Publicada na edição de 14 a 21 de novembro de 2013 do Jornal do Trem e Folha do Ônibus da FLC Comunicações Ltda.
Já houve conquista, mas ainda há
questões a se melhorar em relação à inclusão do negro na sociedade brasileira
No dia 20 de novembro é celebrado em
todo o Brasil o dia da Consciência Negra. A data coincide, propositalmente, com
a da morte de Zumbi dos Palmares, para relembrar a resistência dos negros à
escravidão. Durante toda a semana, ocorre na mídia e nos espaços culturais uma
série de discussões e reflexões sobre a inserção do negro na sociedade
brasileira.
Não há como negar que a segregação
racial tem diminuído com o passar dos anos. Hoje, poucas pessoas têm interesse
em manifestar qualquer tipo de racismo, pois sabem que serão, de alguma
maneira, rechaçadas pela sociedade. Com o passar das gerações, cada vez menos
pessoas tendem a ter preconceitos tão ultrapassados como julgar alguém pelo seu
tom de pele.
E
as cotas?
A cada vez maior conscientização da
sociedade têm gerado muitas discussões e reflexões sobre o assunto, o que
culminou na criação do sistema de cotas para negros nas universidades. O tema é
polêmico, pois alguns aceitam bem a iniciativa e outros acreditam ser
desnecessária, por apenas enfatizar o preconceito. O interessante é que, de
alguma maneira, o país está pensando em alternativas para o problema da
educação e as colocando em prática.
O estudante universitário Antonio
Junior acredita que o sistema de cotas é algo válido e importante, porém é uma alternativa
insuficiente. “Preocupar-se com a educação básica é o mais importante, pois não
adianta colocar sal no feijão depois de pronto”, opina.
Violência
contra negros
Recente pesquisa divulgada pelo Ipea
(Instituto de Pesquisa Econômica Aplicada) indica que ter a cor negra ou parda
aumenta em cerca de 8% a probabilidade da pessoa ser vítima de homicídio. Além
disso, a chance de um adolescente negro ser assassinado é 3,7 vezes maior do
que de um branco, e o número de presos negros no Brasil é 1,5 vezes maior que o
número de brancos. Além disso, enquanto há a média de 1,3 pessoas brancas sendo
agredidas, há a média de 2,3 negros na mesma condição – quase o dobro.
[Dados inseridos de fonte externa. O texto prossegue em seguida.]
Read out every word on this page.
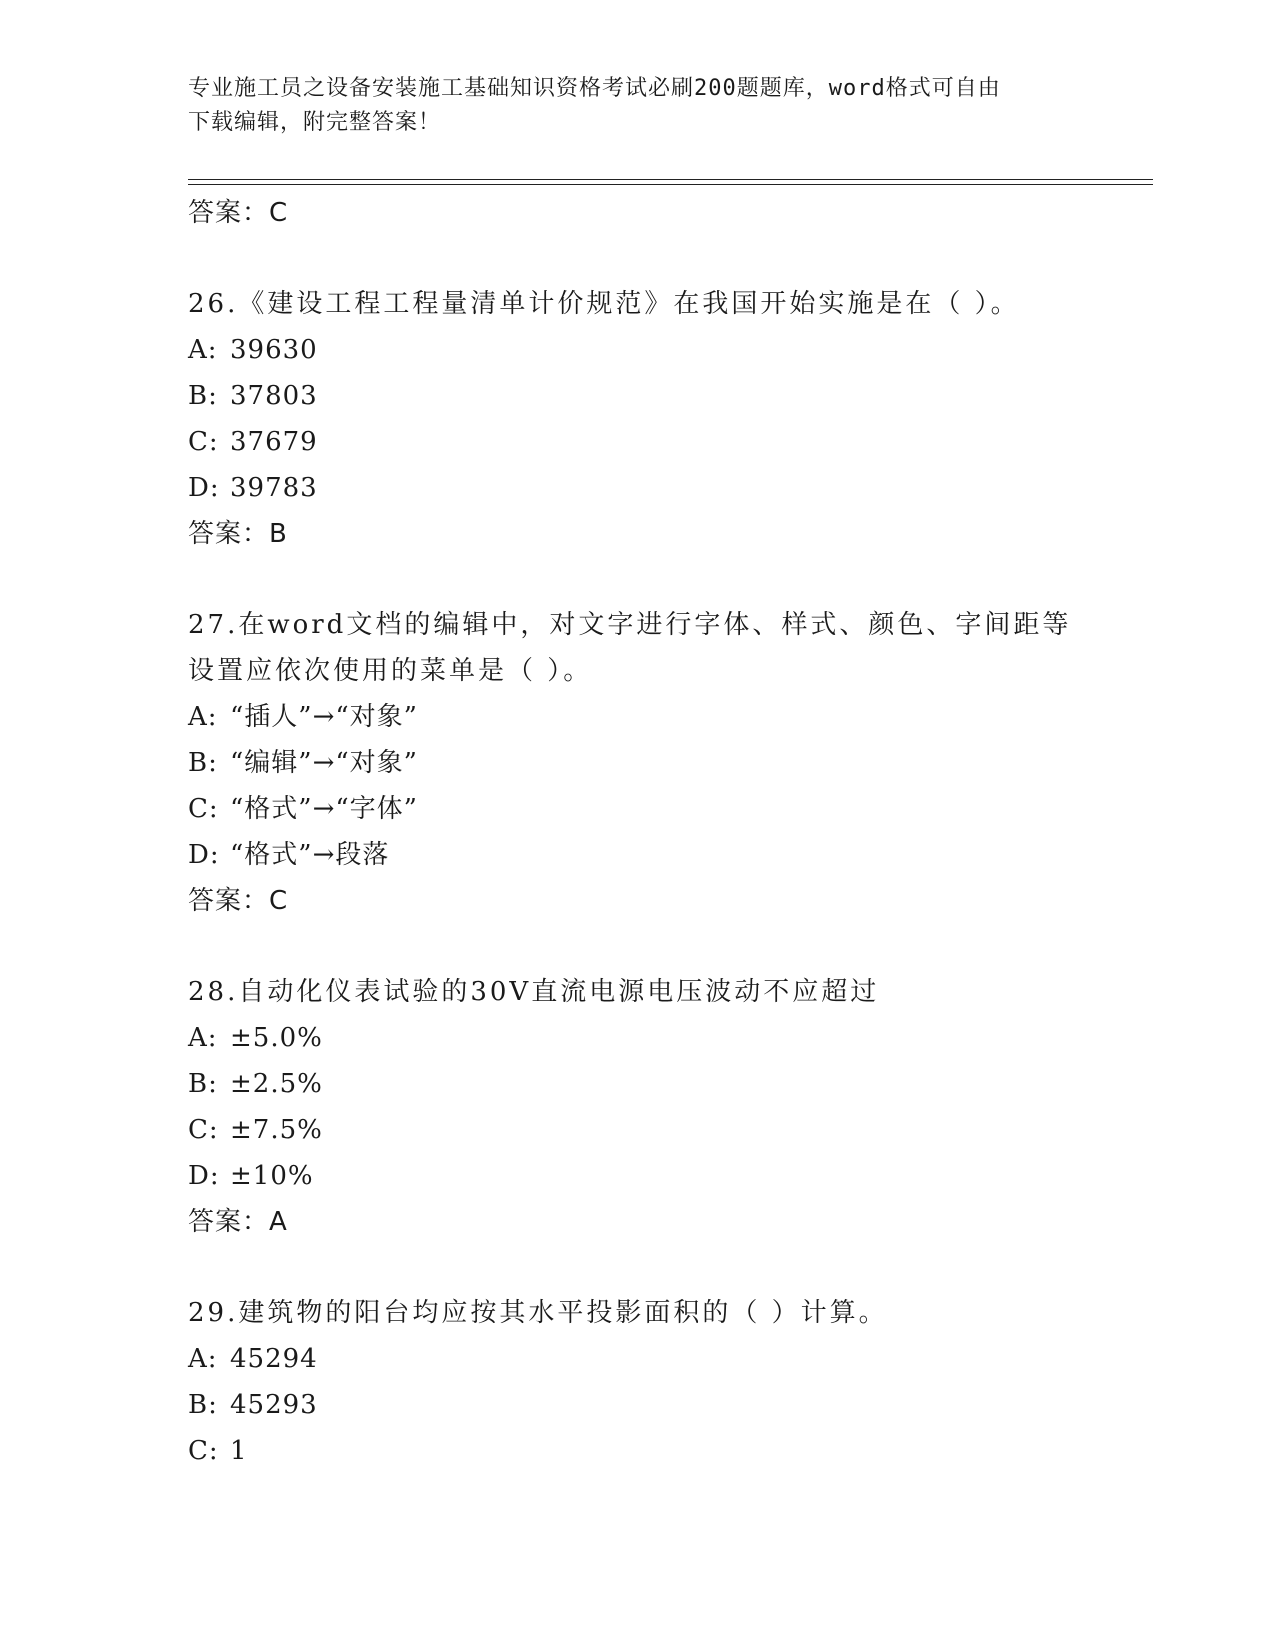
专业施工员之设备安装施工基础知识资格考试必刷200题题库，word格式可自由
下载编辑，附完整答案！
答案：C
26.《建设工程工程量清单计价规范》在我国开始实施是在（ ）。
A: 39630
B: 37803
C: 37679
D: 39783
答案：B
27.在word文档的编辑中，对文字进行字体、样式、颜色、字间距等
设置应依次使用的菜单是（ ）。
A: “插人”→“对象”
B: “编辑”→“对象”
C: “格式”→“字体”
D: “格式”→段落
答案：C
28.自动化仪表试验的30V直流电源电压波动不应超过
A: ±5.0%
B: ±2.5%
C: ±7.5%
D: ±10%
答案：A
29.建筑物的阳台均应按其水平投影面积的（ ）计算。
A: 45294
B: 45293
C: 1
Reinaldo da Silva Guimarães, doutor em
Serviço Social, acredita que o principal passo para reduzir o comportamento
refletido nesses dados é “ensinar as crianças, desde cedo, valores como a solidariedade,
o altruísmo, a tolerância, a diversidade e o reconhecimento de que existem
grupos diferentes entre si – em relação à cor da pele, preferência sexual,
porte físico, etc. – mas que não são inferiores ou perigosos. A transmissão de
bons valores é fundamental para construir uma sociedade mais humana, inclusiva,
tolerante, justa e solidária”.
A
criança negra
Há uma pesquisa norte-americana,
registrada em vídeo, exibe diversas crianças negras sentadas na frente de duas
bonecas, uma negra e a outra branca. O pesquisador pede que elas mostrem qual é
a boneca feia e má, e todos apontam para a negra. Quando a pergunta é qual boneca
é mais legal e mais bonita, os pequenos apontam para a branca. Quando
questionados sobre qual boneca é a mais parecida com eles próprios, respondem
que é a negra. O resultado demonstra que, inconscientemente, essas crianças
acreditam que são inferiores e menos aceitas na sociedade.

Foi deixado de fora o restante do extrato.